В центре поэмы — правитель эпохи Возрождения. Позднее XVIII в. назовет его идеалом просвещенного государя. Дук (герцог) — не тиран, не деспот. Он — заботливый «отец» своего народа. В его державе нет казней, не действует карающий Закон. Народ тоже любил Дука и «вовсе не боялся» . Однако Дука терзали сомнения: Закон спал, нравы распустились, правосудие дремало и не имело никакого авторитета, общий порядок был упущен. Дук «чувствовал в душе своей незлобной» падение порядка и хотел его восстановить, но не знал, как это сделать. И тогда он ставит «государственно-нравственный» эксперимент: на время снимает с себя бремя верховной власти и отдает его в другие руки.
Выбор Дука (человека Возрождения) пал на Анджело (человека Средневековья), мрачного, сурового, строгого, аскетичного, нравственно нетерпимого, верящего в формальную силу Закона, фанатично преданного долгу и истощающегося себя в науках и посте. Анджело получает из рук герцога власть наместника и неограниченные права. Сам же Дук «пустился странствовать, как древний паладин».
Совершенно естественно, что при Анджело «все тотчас другим порядком протекло».
Последовавшая трагическая коллизия основана на одном древнем жестоком законе, о котором никто уже не помнил: «Закон сей изрекал Прелюбодею смерть»
156 . Однако Анджело, отыскав его в «громаде уложенья», «на свет пустил для исполненъя». Он руководился благими намерениями — исправить ослабевшие нравы и укрепить авторитет Закона.Правление Анджело не принесло народу счастья: Закон не только не восторжествовал, но породил множество нарушителей и преступников, одним из которых стал сам Анджело. Нравы не исправились, а ужесточились.

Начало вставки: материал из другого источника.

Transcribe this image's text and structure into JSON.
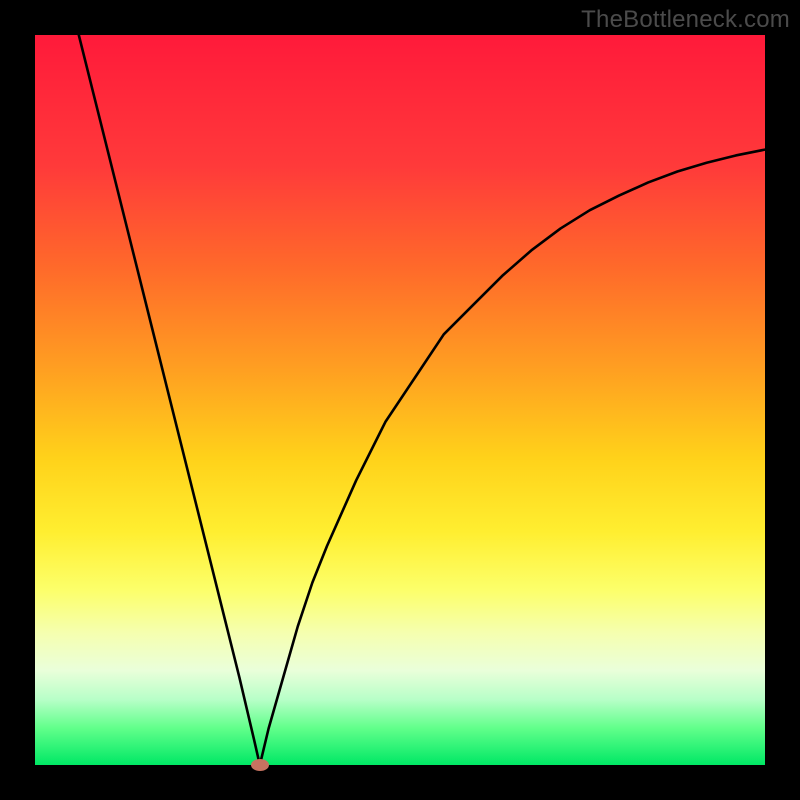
{
  "watermark": "TheBottleneck.com",
  "chart_data": {
    "type": "line",
    "title": "",
    "xlabel": "",
    "ylabel": "",
    "xlim": [
      0,
      100
    ],
    "ylim": [
      0,
      100
    ],
    "x": [
      6,
      8,
      10,
      12,
      14,
      16,
      18,
      20,
      22,
      24,
      26,
      28,
      30,
      30.8,
      32,
      34,
      36,
      38,
      40,
      44,
      48,
      52,
      56,
      60,
      64,
      68,
      72,
      76,
      80,
      84,
      88,
      92,
      96,
      100
    ],
    "y": [
      100,
      92,
      84,
      76,
      68,
      60,
      52,
      44,
      36,
      28,
      20,
      12,
      3.5,
      0,
      5,
      12,
      19,
      25,
      30,
      39,
      47,
      53,
      59,
      63,
      67,
      70.5,
      73.5,
      76,
      78,
      79.8,
      81.3,
      82.5,
      83.5,
      84.3
    ],
    "marker": {
      "x": 30.8,
      "y": 0
    },
    "grid": false,
    "legend": false
  },
  "colors": {
    "curve": "#000000",
    "marker": "#c77361",
    "frame": "#000000"
  }
}
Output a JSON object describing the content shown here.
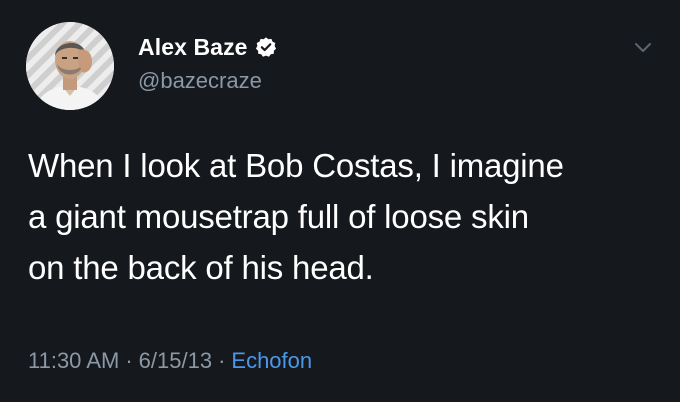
{
  "user": {
    "display_name": "Alex Baze",
    "handle": "@bazecraze",
    "verified": true,
    "avatar_icon": "user-avatar-photo"
  },
  "tweet": {
    "lines": [
      "When I look at Bob Costas, I imagine",
      "a giant mousetrap full of loose skin",
      "on the back of his head."
    ]
  },
  "meta": {
    "time": "11:30 AM",
    "separator": "·",
    "date": "6/15/13",
    "source": "Echofon"
  },
  "icons": {
    "verified": "verified-badge-icon",
    "menu": "chevron-down-icon"
  },
  "colors": {
    "background": "#15181d",
    "secondary_text": "#8b98a5",
    "link": "#4a99e9"
  }
}
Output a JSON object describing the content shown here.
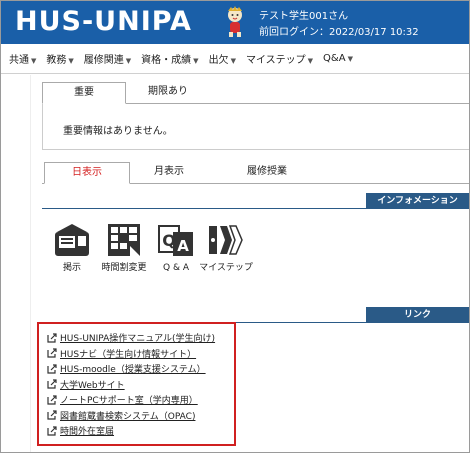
{
  "header": {
    "logo": "HUS-UNIPA",
    "user_name": "テスト学生001さん",
    "last_login": "前回ログイン：2022/03/17 10:32",
    "colors": {
      "header_bg": "#1a5fa8",
      "section_bg": "#2a5a87",
      "active_tab": "#d42020",
      "highlight_box": "#d02020"
    }
  },
  "menu": [
    {
      "label": "共通"
    },
    {
      "label": "教務"
    },
    {
      "label": "履修関連"
    },
    {
      "label": "資格・成績"
    },
    {
      "label": "出欠"
    },
    {
      "label": "マイステップ"
    },
    {
      "label": "Q&A"
    }
  ],
  "notice_tabs": {
    "tabs": [
      {
        "label": "重要"
      },
      {
        "label": "期限あり"
      }
    ],
    "message": "重要情報はありません。"
  },
  "view_tabs": [
    {
      "label": "日表示"
    },
    {
      "label": "月表示"
    },
    {
      "label": "履修授業"
    }
  ],
  "info_section": {
    "title": "インフォメーション",
    "icons": [
      {
        "label": "掲示",
        "icon": "bulletin-icon"
      },
      {
        "label": "時間割変更",
        "icon": "timetable-change-icon"
      },
      {
        "label": "Q & A",
        "icon": "qa-icon"
      },
      {
        "label": "マイステップ",
        "icon": "mystep-icon"
      }
    ]
  },
  "link_section": {
    "title": "リンク",
    "links": [
      {
        "label": "HUS-UNIPA操作マニュアル(学生向け)"
      },
      {
        "label": "HUSナビ（学生向け情報サイト）"
      },
      {
        "label": "HUS-moodle（授業支援システム）"
      },
      {
        "label": "大学Webサイト"
      },
      {
        "label": "ノートPCサポート室（学内専用）"
      },
      {
        "label": "図書館蔵書検索システム（OPAC)"
      },
      {
        "label": "時間外在室届"
      }
    ]
  }
}
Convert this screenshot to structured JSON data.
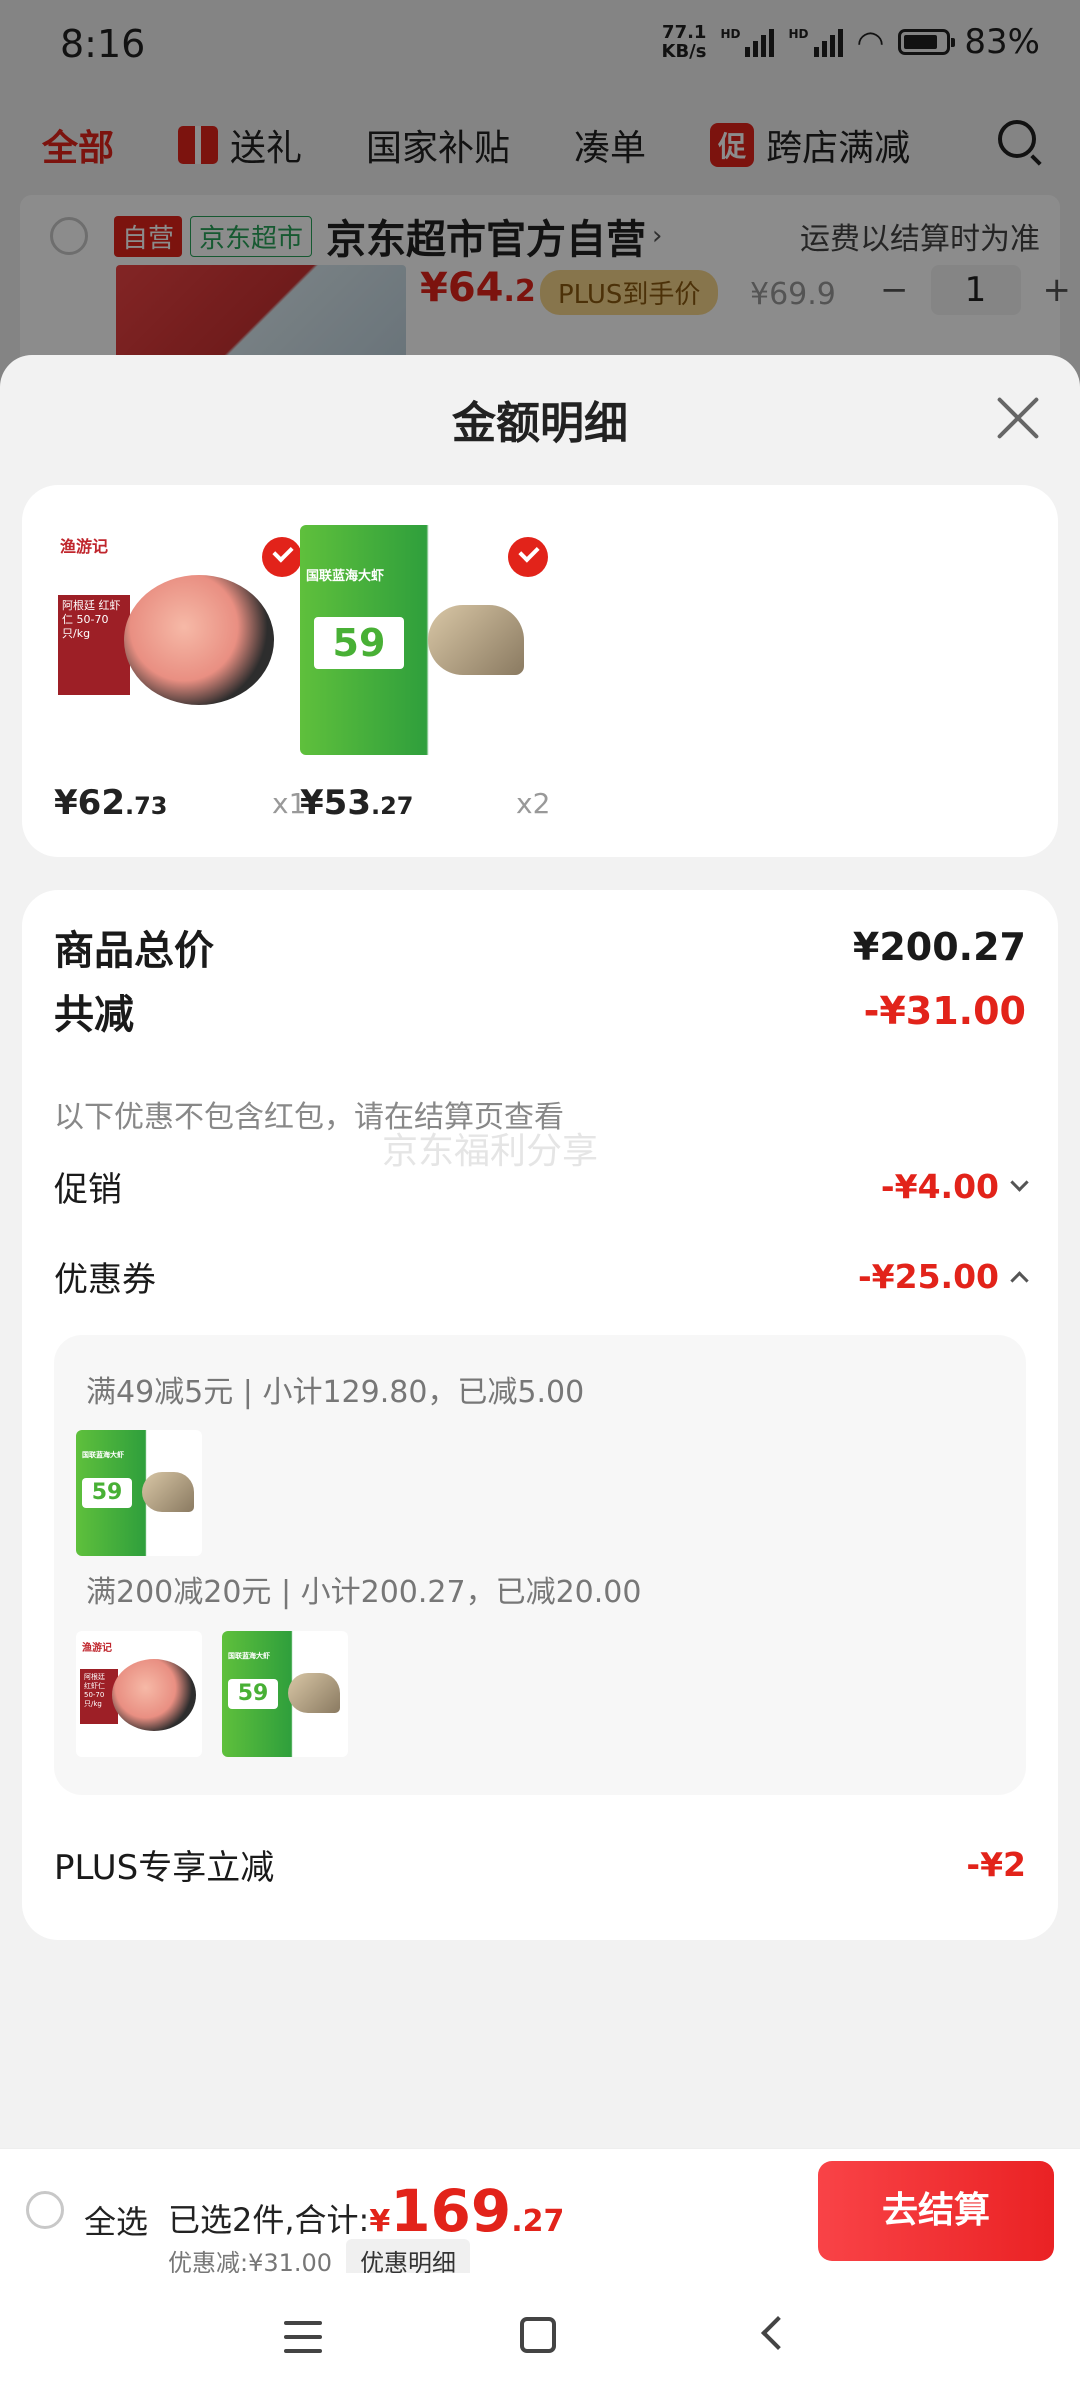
{
  "status": {
    "time": "8:16",
    "netspeed_value": "77.1",
    "netspeed_unit": "KB/s",
    "hd": "HD",
    "battery": "83%"
  },
  "topnav": {
    "items": [
      "全部",
      "送礼",
      "国家补贴",
      "凑单",
      "跨店满减"
    ],
    "promo_tag": "促"
  },
  "store": {
    "badge_self": "自营",
    "badge_super": "京东超市",
    "name": "京东超市官方自营",
    "arrow": "›",
    "shipping_note": "运费以结算时为准",
    "price_int": "¥64",
    "price_dec": ".2",
    "plus_label": "PLUS到手价",
    "orig_price": "¥69.9",
    "minus": "−",
    "qty": "1",
    "plus": "+"
  },
  "sheet": {
    "title": "金额明细",
    "products": [
      {
        "price_int": "¥62",
        "price_dec": ".73",
        "qty": "x1",
        "logo": "渔游记",
        "tag": "阿根廷 红虾仁 50-70只/kg"
      },
      {
        "price_int": "¥53",
        "price_dec": ".27",
        "qty": "x2",
        "label": "国联蓝海大虾",
        "num": "59"
      }
    ],
    "total_label": "商品总价",
    "total_value": "¥200.27",
    "reduce_label": "共减",
    "reduce_value": "-¥31.00",
    "reduce_note": "以下优惠不包含红包，请在结算页查看",
    "watermark": "京东福利分享",
    "promo_label": "促销",
    "promo_value": "-¥4.00",
    "coupon_label": "优惠券",
    "coupon_value": "-¥25.00",
    "coupon_line1": "满49减5元 | 小计129.80，已减5.00",
    "coupon_line2": "满200减20元 | 小计200.27，已减20.00",
    "plus_label": "PLUS专享立减",
    "plus_value": "-¥2"
  },
  "checkout": {
    "select_all": "全选",
    "selected_text": "已选2件,合计:",
    "total_yen": "¥",
    "total_int": "169",
    "total_dec": ".27",
    "discount_text": "优惠减:¥31.00",
    "detail_button": "优惠明细",
    "go_button": "去结算"
  },
  "colors": {
    "accent_red": "#e2231a",
    "green": "#29a35a"
  },
  "icons": [
    "close-icon",
    "check-icon",
    "search-icon",
    "gift-icon",
    "menu-icon",
    "home-icon",
    "back-icon"
  ]
}
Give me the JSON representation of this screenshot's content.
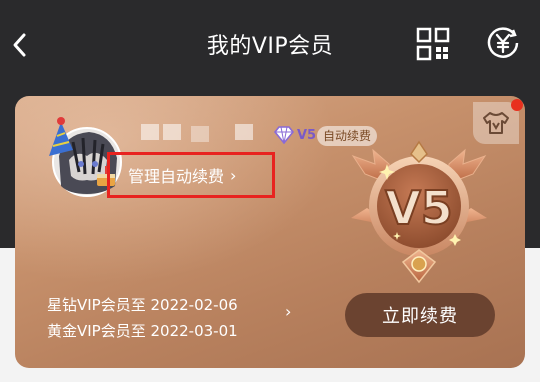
{
  "header": {
    "title": "我的VIP会员",
    "back_icon": "chevron-left-icon",
    "qr_icon": "qr-code-icon",
    "coupon_icon": "yen-coin-icon"
  },
  "card": {
    "vip_level_badge": "V5",
    "auto_renew_badge": "自动续费",
    "manage_auto_renew": "管理自动续费",
    "manage_chevron": "›",
    "emblem_label": "V5",
    "expiry_lines": [
      "星钻VIP会员至 2022-02-06",
      "黄金VIP会员至 2022-03-01"
    ],
    "expiry_chevron": "›",
    "renew_button": "立即续费"
  },
  "colors": {
    "header_bg": "#2a2a2c",
    "card_start": "#d8a988",
    "card_end": "#a87252",
    "renew_button_bg": "#6b4330",
    "highlight_border": "#e8231f",
    "notification_dot": "#e8301e"
  }
}
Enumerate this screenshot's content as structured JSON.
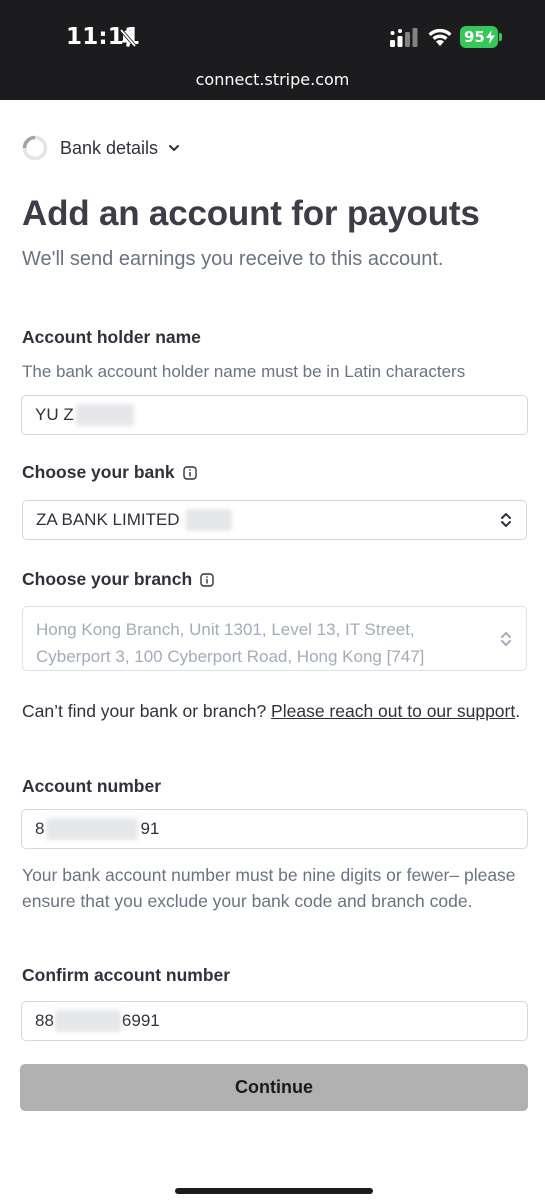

Дук поставил опыт, в ходе которого убедился, что соблюдение Закона не избавляет от зла. Жестокость и суровость хуже добра и милости. Дук интуитивно чувствовал, что «всемирный закон любви», как выразился Данте, дан Богом, который есть Любовь, и потому творил милость, прощая оступившихся и грешников. Но применительно к Анджело Дук изменил себе: видя, сколь изощренны и тягостны преступления Анджело, суверен приказал казнить его. Иначе говоря, Дук отступил от Богом данного принципа любви, милости, прощения. Следовательно, Дук, действуя как правитель, проявил слабость, свойственную ему как человеку. Такую позицию можно понять, но нельзя принять.
Анджело действительно виноват. Пушкин особенно ценил в трагедии Шекспира «Мера за меру» глубину характера Анджело. «У Шекспира, — писал он, — лицемер произносит судебный приговор с тщеславною стро-гостию, но справедливо; он оправдывает свою жестокость глубокомысленным суждением государственного человека; он обольщает невинность сильными увлекательными софизмами, не смешною смесью набожности и волокитства. Анджело лицемер — потому что его гласные действия про-тивуречат тайным страстям!»